Bleeding into the subarachnoid space, most commonly due to the rupture of a vascular aneurysm. Diagnosis is confirmed preferably by neurological imaging and, when this is not available, urgently refer this patient as lumbar puncture (which is done to demonstrate xanthochromia) may lead to cerebral herniation.

Causes

  • Rupture of saccular aneurysms (80%), AVMs (15%)

Risk Factors

  • Smoking, Hypertension, Alcohol, Bleeding diathesis, Mycotic aneurysms, Family history

Clinical FeaturesSIGNS AND SYMPTOMS

  • Sudden, severe occipital headache, Collapse, Meningism: neck stiffness, nauseas and vomiting, photophobia, Seizures, Drowsiness → coma

INVESTIGATIONS

  • Brain CT 
  • Detects >90% of SAH within first 48hrs.
  • Lumbar Puncture
  • If CT negative and no contraindications >12h after start of headache      Xanthochromia due to breakdown of bilirubin

Treatment NON-PHARMACOLOGICAL

  • Frequent neurological observations: pupils, GCS, BP
  • Maintain cerebral perfusion pressure (CPP): keep SBP >160mmHg.
  • Endovascular coiling (preferable to surgical clipping)

PHARMACOLOGICAL

  • Analgesia if level of consciousness is not impaired:
    • Paracetamol, oral, 1 g q4-6h when required to a maximum of 4 doses per 24 hours.
    • Avoid NSAIDs.
  • If no response:
    • Morphine, IV, 1-2 mg/minute to a maximum total dose of 10 mg.
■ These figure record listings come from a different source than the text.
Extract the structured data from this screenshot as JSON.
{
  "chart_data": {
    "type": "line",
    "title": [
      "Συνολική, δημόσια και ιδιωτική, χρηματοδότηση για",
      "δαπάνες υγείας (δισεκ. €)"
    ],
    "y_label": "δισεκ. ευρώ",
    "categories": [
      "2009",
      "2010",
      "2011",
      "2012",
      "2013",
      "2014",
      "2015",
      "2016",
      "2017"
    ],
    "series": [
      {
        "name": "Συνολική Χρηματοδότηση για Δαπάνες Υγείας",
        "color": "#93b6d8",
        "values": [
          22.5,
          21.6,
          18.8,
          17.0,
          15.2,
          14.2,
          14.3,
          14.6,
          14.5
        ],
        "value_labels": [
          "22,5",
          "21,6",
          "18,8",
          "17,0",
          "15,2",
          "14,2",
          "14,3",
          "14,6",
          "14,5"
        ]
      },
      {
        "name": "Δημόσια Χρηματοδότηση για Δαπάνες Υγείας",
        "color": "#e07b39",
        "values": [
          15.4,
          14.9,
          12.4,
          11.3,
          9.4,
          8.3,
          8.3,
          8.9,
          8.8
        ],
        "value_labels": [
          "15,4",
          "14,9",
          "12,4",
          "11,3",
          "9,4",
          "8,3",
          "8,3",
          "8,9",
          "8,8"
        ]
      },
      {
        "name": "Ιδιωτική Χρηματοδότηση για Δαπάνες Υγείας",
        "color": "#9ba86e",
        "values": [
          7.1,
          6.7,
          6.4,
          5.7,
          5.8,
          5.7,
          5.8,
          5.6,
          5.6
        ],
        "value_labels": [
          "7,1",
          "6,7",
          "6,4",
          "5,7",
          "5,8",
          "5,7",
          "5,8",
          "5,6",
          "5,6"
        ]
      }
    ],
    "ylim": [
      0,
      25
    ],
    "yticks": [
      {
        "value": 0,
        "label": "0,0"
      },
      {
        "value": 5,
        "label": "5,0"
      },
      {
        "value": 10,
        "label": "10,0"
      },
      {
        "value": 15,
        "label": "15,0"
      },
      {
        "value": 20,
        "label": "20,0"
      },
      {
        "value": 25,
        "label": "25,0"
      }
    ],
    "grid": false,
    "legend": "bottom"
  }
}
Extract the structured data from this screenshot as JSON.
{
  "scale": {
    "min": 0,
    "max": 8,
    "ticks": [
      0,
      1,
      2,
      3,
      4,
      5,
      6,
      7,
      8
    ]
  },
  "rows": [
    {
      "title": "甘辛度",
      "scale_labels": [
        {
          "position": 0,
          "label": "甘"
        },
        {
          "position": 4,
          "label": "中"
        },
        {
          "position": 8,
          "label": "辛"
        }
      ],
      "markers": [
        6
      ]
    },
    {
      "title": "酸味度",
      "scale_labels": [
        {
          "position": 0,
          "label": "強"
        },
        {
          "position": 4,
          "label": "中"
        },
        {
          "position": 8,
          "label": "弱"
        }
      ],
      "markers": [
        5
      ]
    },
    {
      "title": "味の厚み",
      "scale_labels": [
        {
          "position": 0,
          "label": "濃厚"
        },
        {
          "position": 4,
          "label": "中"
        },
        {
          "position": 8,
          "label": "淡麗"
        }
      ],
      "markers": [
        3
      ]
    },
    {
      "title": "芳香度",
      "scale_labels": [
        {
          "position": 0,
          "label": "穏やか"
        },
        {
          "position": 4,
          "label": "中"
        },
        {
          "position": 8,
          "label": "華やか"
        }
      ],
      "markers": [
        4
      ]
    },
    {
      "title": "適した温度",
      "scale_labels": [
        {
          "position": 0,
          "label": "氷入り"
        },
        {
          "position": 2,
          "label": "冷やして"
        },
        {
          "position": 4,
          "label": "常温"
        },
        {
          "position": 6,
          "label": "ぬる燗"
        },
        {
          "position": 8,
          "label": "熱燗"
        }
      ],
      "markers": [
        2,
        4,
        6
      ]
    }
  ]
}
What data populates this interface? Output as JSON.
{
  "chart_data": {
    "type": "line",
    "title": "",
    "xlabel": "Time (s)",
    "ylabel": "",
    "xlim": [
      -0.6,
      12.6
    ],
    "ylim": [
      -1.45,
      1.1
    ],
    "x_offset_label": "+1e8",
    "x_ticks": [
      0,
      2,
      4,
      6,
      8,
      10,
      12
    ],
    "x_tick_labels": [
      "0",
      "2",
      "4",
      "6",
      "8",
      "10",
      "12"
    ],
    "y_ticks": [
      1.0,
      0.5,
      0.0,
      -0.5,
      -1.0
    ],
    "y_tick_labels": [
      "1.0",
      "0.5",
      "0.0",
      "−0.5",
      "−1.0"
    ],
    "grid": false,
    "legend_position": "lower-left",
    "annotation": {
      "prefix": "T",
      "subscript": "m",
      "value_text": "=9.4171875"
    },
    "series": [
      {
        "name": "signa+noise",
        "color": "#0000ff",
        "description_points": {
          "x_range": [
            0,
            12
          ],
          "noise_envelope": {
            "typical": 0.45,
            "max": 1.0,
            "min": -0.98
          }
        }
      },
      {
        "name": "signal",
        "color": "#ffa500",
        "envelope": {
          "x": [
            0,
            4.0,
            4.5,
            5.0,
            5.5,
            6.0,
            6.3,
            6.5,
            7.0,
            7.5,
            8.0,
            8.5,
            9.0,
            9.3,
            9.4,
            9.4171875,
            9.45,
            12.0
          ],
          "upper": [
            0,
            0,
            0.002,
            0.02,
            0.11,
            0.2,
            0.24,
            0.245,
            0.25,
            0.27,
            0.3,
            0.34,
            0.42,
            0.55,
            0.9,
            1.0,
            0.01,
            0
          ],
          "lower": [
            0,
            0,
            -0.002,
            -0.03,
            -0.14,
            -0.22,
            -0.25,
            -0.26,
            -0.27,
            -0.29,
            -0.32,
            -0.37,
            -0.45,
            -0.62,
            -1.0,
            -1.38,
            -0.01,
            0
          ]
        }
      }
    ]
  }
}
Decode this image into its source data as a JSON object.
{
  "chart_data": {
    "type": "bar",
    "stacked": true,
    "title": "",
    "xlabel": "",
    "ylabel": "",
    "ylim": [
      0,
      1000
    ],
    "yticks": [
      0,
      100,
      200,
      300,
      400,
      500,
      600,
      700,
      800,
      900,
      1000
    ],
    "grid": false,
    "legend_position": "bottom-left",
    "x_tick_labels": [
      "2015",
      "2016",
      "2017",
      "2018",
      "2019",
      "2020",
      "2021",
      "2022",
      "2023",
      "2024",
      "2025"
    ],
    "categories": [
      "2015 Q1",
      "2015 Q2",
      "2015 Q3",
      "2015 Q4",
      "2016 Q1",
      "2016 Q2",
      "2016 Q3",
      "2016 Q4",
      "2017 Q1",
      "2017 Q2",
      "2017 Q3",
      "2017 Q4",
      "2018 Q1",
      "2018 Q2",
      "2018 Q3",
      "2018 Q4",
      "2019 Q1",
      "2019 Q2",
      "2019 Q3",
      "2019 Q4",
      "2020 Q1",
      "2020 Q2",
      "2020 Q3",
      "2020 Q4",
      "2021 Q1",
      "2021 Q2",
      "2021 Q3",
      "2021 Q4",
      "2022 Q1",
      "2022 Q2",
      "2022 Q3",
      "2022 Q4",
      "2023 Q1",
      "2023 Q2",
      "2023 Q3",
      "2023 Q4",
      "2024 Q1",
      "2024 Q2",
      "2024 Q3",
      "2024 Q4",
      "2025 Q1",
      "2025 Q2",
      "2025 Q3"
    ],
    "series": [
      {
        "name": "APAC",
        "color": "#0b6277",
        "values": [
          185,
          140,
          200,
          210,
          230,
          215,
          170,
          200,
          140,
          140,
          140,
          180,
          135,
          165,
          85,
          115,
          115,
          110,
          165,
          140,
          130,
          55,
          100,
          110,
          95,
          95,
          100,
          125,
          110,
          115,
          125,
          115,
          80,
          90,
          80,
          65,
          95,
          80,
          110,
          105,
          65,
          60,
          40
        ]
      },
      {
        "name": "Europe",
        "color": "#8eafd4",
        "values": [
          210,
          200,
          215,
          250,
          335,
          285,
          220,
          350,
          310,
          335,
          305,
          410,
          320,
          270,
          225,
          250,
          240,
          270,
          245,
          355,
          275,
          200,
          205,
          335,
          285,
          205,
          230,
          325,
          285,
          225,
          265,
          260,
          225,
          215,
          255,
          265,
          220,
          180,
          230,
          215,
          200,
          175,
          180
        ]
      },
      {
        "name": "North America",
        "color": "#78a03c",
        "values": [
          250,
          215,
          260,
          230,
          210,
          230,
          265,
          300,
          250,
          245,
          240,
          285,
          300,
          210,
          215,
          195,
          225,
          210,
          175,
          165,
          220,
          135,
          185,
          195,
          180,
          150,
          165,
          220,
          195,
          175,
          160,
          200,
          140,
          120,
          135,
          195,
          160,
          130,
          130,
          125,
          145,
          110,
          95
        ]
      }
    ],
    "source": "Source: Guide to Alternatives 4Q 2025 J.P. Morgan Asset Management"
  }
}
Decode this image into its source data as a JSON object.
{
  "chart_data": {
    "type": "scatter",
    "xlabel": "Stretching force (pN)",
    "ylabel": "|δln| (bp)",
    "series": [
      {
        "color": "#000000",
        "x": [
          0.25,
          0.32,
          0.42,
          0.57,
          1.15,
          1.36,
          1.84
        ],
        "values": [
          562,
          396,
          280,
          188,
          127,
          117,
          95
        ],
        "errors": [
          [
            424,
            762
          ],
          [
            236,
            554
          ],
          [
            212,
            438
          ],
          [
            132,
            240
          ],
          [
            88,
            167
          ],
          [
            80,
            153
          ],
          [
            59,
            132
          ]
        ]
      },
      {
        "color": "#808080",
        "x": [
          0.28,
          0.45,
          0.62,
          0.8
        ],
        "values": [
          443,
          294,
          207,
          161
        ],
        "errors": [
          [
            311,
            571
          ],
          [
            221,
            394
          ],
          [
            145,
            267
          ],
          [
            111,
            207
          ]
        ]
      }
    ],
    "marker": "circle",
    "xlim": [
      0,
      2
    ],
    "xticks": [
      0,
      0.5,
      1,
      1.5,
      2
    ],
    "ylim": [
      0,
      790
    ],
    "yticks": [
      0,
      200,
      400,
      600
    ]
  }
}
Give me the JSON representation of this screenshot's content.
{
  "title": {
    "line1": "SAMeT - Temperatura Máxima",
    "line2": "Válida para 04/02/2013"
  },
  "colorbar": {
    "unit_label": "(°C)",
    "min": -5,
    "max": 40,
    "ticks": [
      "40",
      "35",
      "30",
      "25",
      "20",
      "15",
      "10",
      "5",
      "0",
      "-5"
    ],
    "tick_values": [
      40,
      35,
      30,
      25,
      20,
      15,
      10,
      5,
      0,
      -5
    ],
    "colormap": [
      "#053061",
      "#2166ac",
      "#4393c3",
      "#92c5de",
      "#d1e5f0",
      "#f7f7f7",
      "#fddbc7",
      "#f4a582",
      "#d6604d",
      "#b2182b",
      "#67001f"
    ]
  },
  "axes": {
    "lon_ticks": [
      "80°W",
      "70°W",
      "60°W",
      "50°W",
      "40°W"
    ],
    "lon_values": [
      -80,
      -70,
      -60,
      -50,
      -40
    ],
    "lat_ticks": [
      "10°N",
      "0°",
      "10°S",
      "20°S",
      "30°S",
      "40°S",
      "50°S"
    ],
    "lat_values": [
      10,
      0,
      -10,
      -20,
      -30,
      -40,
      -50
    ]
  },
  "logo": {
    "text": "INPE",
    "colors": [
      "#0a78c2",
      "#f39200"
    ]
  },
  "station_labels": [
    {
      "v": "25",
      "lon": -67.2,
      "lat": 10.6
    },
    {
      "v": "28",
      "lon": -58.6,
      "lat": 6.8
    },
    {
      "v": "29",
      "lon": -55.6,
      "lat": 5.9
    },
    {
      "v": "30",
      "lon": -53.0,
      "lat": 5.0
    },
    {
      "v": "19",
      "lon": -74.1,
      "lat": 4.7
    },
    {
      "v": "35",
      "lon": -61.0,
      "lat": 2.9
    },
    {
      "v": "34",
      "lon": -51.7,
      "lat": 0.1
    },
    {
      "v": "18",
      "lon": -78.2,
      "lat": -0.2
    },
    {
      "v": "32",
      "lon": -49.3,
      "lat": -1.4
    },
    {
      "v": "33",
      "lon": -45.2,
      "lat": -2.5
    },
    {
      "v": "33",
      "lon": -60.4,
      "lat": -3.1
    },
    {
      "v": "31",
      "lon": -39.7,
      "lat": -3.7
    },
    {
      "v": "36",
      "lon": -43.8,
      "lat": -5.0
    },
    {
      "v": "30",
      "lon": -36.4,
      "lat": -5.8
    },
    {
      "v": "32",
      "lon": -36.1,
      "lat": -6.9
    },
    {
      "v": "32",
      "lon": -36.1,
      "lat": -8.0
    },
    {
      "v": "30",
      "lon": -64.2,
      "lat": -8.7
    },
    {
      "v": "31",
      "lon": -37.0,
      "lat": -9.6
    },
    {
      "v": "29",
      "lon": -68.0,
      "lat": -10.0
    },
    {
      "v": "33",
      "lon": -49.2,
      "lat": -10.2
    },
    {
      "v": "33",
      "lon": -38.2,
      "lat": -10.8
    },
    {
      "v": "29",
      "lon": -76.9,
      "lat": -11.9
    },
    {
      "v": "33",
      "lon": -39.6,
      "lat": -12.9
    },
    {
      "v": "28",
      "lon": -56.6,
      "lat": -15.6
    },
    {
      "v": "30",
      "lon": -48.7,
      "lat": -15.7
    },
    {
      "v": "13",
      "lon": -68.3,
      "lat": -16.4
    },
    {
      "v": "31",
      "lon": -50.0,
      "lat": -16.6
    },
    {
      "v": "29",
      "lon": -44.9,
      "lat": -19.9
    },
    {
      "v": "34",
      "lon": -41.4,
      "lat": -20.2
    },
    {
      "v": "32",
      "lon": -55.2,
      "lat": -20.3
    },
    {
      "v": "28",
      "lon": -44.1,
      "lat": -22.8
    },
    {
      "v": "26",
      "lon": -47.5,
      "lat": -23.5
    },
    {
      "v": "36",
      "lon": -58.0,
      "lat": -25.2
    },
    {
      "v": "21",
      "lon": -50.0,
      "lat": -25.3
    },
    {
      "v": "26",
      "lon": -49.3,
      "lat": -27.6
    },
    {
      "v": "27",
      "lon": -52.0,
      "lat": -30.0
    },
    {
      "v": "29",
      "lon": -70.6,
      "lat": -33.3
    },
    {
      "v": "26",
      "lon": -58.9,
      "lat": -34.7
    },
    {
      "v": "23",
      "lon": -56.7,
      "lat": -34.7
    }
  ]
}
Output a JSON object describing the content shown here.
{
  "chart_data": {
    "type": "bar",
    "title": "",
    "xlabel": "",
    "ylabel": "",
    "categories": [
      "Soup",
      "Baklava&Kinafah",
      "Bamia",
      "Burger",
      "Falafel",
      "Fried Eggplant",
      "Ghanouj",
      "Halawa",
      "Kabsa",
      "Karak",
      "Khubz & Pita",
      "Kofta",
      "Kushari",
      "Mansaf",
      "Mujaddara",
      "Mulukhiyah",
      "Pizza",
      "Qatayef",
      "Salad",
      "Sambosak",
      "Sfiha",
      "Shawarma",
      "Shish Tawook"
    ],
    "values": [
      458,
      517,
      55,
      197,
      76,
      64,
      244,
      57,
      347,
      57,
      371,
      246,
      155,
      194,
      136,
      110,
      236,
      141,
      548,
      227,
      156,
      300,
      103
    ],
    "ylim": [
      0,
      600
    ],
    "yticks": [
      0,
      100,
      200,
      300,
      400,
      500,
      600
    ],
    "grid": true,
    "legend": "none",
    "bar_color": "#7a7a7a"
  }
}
Dilute 10 mg up to 10 ml in sodium chloride solution 0.9%. This may be repeated q4h
  • In patients with grades 1 to 3 impairment of consciousness level while waiting for transfer to neurosurgical facility and in consultation with neurosurgeon:
    • Give Nimodipine, oral, 60 mg q4h for 21 days.

Complications

  • Rebleeding:
    • 20% Commonest cause of mortality
  • Cerebral Ischemia
    • Due to vasospasm
    • Commonest cause of morbidity
  • Hydrocephalus
    • Due to blockage of arachnoid granulations     
    • May require ventricular or lumbar drain.

When to refer

  • All patients with minimal impairment of consciousness level for possible angiography and appropriate neurosurgical management. Patients initially deemed unsuitable for further investigation, may be referred at a later stage, should their condition improve.
  • For neurological imaging: patients in whom the diagnosis must be confirmed radiologically and where a lumbar puncture may be considered hazardous.
  • All patients with functional neurological deficits to be referred for Medical Rehabilitation services.